Yup. Two months ago I stopped rescuing and fostering dogs. Period. Just like that. Done. It was literally consuming me. I spent every available moment (and some of my not so available moments) thinking, planning, creating, doing things “for dog rescue”. Promoting the pups, explaining the process, assessing the pups, inspecting the poop (yes, I said “inspecting”), evaluating the potential adopters, designing the posters, transporting the pups. And. . . schlepping crates, administering meds, combing out fleas, cleaning up poop, fielding phone calls, coordinating calendars, taking pictures, posting online, begging for donations, raiding town recycling for newspapers. . . do you have any idea how much poop is produced by a litter of puppies every day?

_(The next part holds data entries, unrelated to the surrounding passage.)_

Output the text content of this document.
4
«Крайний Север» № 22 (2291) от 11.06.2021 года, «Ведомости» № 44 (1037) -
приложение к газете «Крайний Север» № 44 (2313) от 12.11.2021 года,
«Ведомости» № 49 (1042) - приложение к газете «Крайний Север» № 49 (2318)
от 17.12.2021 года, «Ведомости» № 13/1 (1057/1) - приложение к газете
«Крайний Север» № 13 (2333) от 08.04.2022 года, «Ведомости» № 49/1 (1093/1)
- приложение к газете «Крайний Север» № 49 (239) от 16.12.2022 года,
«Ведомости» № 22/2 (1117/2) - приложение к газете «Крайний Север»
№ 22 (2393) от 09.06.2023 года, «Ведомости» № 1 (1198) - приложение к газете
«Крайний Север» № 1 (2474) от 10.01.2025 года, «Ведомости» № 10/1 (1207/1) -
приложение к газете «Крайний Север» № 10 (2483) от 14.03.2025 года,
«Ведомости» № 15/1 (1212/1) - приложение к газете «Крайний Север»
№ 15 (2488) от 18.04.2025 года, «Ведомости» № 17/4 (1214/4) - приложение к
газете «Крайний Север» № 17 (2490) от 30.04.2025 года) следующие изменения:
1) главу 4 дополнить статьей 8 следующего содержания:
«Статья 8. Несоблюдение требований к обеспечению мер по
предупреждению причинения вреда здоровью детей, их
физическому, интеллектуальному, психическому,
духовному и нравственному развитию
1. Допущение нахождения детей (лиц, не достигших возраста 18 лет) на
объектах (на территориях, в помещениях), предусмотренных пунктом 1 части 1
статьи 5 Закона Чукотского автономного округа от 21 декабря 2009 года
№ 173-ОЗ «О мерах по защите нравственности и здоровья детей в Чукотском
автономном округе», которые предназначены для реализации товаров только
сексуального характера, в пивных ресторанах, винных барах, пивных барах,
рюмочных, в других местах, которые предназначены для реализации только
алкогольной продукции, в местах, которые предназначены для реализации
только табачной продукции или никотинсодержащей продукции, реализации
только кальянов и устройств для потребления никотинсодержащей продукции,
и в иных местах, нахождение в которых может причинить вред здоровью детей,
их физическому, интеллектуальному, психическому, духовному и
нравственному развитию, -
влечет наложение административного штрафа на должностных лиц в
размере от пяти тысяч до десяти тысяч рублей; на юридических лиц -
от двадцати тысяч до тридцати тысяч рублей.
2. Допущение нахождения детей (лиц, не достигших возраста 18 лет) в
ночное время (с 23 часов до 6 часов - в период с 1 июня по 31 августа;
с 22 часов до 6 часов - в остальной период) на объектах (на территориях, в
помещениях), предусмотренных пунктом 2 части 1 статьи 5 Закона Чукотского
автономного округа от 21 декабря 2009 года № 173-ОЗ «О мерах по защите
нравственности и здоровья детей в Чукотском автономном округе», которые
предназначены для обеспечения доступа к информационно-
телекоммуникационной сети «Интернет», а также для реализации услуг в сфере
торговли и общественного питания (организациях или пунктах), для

I left it all. After two and a half years of being totally immersed, I still knew in my heart that we had only managed to save a bucket or two from the ocean of pups on the way to their death . . . I don’t get it – as fast as we’d pull a pup from a shelter, there would be another (or several) to take its place. Seemed like nobody was looking at the source of the problem!
Actually, I do get it. There are hundreds of rescue groups and shelters. They’re all good folks working their butts off to save as many poor, pathetic pups as they can. But, they’re focusing all of their energy on just trying to save the tsunami of puppies and abandoned dogs. Most don’t have enough resources to stem the tide too!
So, yeah, I quit rescue. Doesn’t mean I’ve stopped working on the pet overpopulation problem, though. I’ve re-focused on the other end (so to speak) of the problem. . . And right now, I’m chippin’ away at discovering the reasons why folks choose not to spay or neuter their animals. Anyone out there have some insight they’d like to share?